EDIT - actually, the IDE doesn’t autocomplete the folder name “anviltest” in the server module, but does on the client form. I know it’s there because I can use the file uploader control to put files in there (in this case I uploaded new_textfile.txt). Should I be able to? Anvil doesn’t complain on that line, though.

EDIT 2 - ok, typo on my side has changed the error to this :

"You have an error in your SQL syntax; check the manual that corresponds to your MySQL server version for the right syntax to use near “<Google Drive File: new_file.txt> INTO TABLE fred” at line 1)

PyMySQL is obviously looking for a traditional path - any suggestions?

david.wylie · August 18, 2017, 10:06am

I have one solution, and that is to upload the file not to google drive but to another server using “Uplink”. The local process can then create an sql file to be loaded from a more traditional file system. Not tried that yet but it should work.

Would still like to know if there’s a self contained way in Anvil to achieve the same result.

daviesian · August 18, 2017, 10:32am

Hi David,

You’re quite right, the MySQL client library requires a real local filename, and the Google Drive file is not local. Thankfully, that’s easy to fix.
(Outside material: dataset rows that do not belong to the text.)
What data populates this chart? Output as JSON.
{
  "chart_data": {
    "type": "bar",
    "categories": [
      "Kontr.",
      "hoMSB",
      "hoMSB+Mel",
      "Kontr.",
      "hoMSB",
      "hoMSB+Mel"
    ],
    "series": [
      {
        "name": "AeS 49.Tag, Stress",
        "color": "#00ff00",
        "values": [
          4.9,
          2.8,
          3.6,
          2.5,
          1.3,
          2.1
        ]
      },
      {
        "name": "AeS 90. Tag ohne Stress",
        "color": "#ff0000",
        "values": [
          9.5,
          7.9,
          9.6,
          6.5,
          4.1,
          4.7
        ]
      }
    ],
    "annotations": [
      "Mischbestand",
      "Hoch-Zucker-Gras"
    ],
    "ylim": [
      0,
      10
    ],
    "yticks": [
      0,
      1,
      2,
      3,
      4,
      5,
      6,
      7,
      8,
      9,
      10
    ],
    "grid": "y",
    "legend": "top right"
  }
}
Just write the contents of that Google Drive file into a local file, then use that:

import random, os

# Generate a temporary random local file name
tmp_name = "/tmp/%s" % "".join([random.choice("0123456789abcdef") for x in range(32)])
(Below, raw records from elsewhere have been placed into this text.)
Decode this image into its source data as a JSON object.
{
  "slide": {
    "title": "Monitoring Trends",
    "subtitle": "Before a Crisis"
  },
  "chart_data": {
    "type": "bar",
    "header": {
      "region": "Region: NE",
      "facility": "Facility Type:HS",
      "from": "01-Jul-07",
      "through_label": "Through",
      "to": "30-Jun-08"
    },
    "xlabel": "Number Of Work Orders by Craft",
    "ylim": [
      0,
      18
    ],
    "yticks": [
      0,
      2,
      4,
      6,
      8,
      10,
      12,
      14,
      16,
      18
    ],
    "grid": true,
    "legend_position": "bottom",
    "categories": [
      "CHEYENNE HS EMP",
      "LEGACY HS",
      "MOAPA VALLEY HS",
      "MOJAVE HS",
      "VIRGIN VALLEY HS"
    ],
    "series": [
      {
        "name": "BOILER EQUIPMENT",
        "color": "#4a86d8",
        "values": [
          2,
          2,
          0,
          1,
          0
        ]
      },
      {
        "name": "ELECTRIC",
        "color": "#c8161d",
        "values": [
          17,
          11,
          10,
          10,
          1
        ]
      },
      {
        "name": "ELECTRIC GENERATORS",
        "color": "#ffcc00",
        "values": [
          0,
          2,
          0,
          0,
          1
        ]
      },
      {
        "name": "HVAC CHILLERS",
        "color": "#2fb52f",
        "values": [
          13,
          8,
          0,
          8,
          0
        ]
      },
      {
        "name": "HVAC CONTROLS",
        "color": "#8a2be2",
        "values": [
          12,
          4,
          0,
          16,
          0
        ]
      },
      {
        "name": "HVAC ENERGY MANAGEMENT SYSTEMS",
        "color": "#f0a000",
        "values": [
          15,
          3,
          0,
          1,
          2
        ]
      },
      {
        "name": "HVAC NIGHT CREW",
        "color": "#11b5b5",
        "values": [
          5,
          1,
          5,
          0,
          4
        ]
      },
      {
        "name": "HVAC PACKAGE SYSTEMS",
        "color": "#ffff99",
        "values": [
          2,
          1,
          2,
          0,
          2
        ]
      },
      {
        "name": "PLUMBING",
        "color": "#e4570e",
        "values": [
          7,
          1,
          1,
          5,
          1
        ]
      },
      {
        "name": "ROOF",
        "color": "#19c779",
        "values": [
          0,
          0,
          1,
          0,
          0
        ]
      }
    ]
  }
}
# Read the Google Drive file into the temporary local file
with open(tmp_name, 'wb') as f:
  f.write(app_files.my_file.get_bytes())

### Do whatever you need to do with the local file
### ...

# Delete the local file now we're finished with it
os.unlink(tmp_name)

Does that do what you want?

david.wylie · August 18, 2017, 10:43am

I’ve been assuming that we don’t have the ability to access a local file system.
So that local file is on your server?

daviesian · August 18, 2017, 10:46am

Correct, your server modules are executed in real Python running on a real server. There is strict isolation between users, and no guarantee that anything will persist between server calls (that’s what the anvil.server.session object is for).

david.wylie · August 18, 2017, 11:43am

Yay! It works!
I am uploading the file directly to a tmp file (bypassing google drive) and executing the load file from there. Works perfectly, 5 seconds for a 100k file is perfectly acceptable for now.
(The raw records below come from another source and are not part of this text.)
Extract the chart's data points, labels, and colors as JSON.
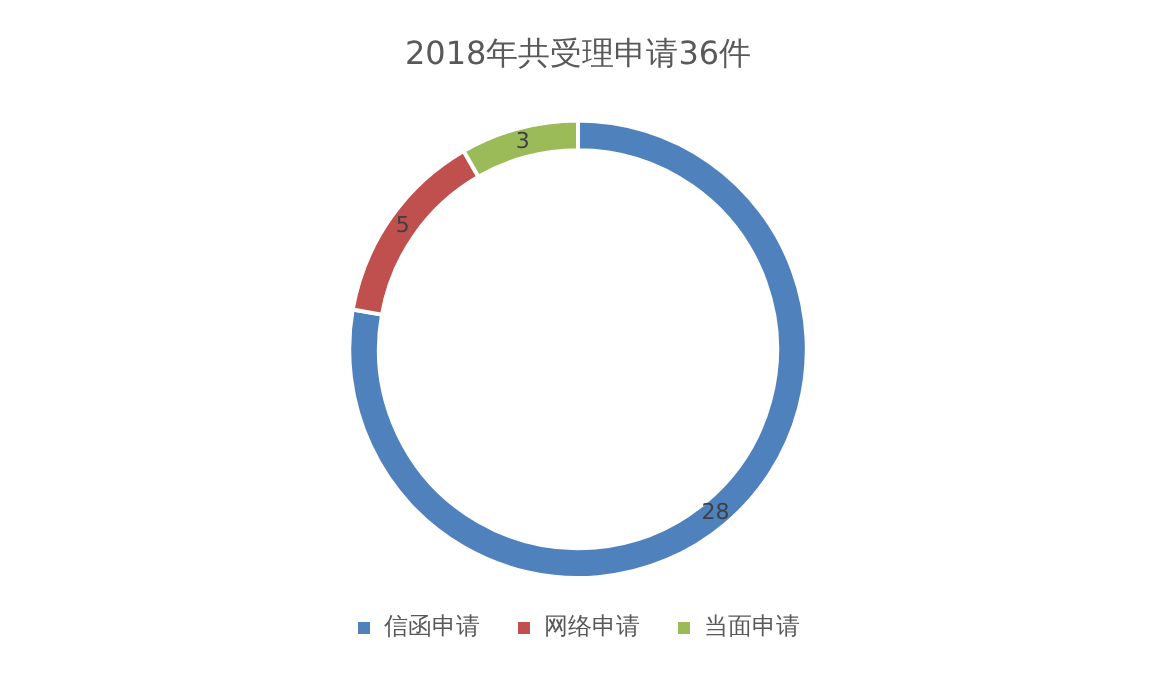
{
  "chart_data": {
    "type": "donut",
    "title": "2018年共受理申请36件",
    "categories": [
      "信函申请",
      "网络申请",
      "当面申请"
    ],
    "values": [
      28,
      5,
      3
    ],
    "colors": [
      "#4f81bd",
      "#c0504d",
      "#9bbb59"
    ],
    "data_labels": true,
    "legend": "bottom"
  }
}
Here’s what I’m doing. This is only a guide with no error checking, so beware! It also only works with a single field file/database table.

On the client (form) :

def file_loader_1_change (self, files, **event_args):
  # This method is called when a new file is loaded into this FileLoader
  for f in files:
    anvil.server.call('read_csv',f)

On the server :

def test_db(tmp_name):
    connection = pymysql.connect(host='x.x.x.x',
                              user='xxx',
                              password='xxx',
                              port=XXX,
                              db='xxx',
                              local_infile=True)
    
    with connection.cursor() as cursor:
        cursor.execute("drop table if exists fred")
        cursor.execute("create table fred(myfield varchar(50))")
        sql = "LOAD DATA LOCAL INFILE '%s' INTO TABLE fred" % tmp_name
        cursor.execute(sql)
        connection.commit()
  
    connection.close()
  
@anvil.server.callable
def read_csv(csv_object):
  csv_bytes=csv_object.get_bytes()
  # Convert bytes to a string.
  csv_string=str(csv_bytes,"utf-8")
  # Create a list of lines split on \n
  line_list=csv_string.split('\n')
  
  # Generate a temporary random local file name
  tmp_name = "/tmp/%s" % "".join([random.choice("0123456789abcdef") for x in range(32)])
  with open(tmp_name, 'w') as fp:
    for line in line_list:
      fp.write(line + "\n")

  test_db(tmp_name)
  os.unlink(tmp_name)

daviesian · August 18, 2017, 12:34pm

Great, glad that works. Is there a reason you decode the CSV file, split it up, then write it to the temporary file line by line? Why not just dump the entire file in directly with a single fp.write(csv_object.get_bytes())? Of course, you will need to open fp in 'wb' mode for that to work correctly.

david.wylie · August 18, 2017, 12:47pm

It was part of another routine to verify the contents of the uploaded file. I just cut & paste it for speed.
In the real world I never like saving unverified data to anywhere.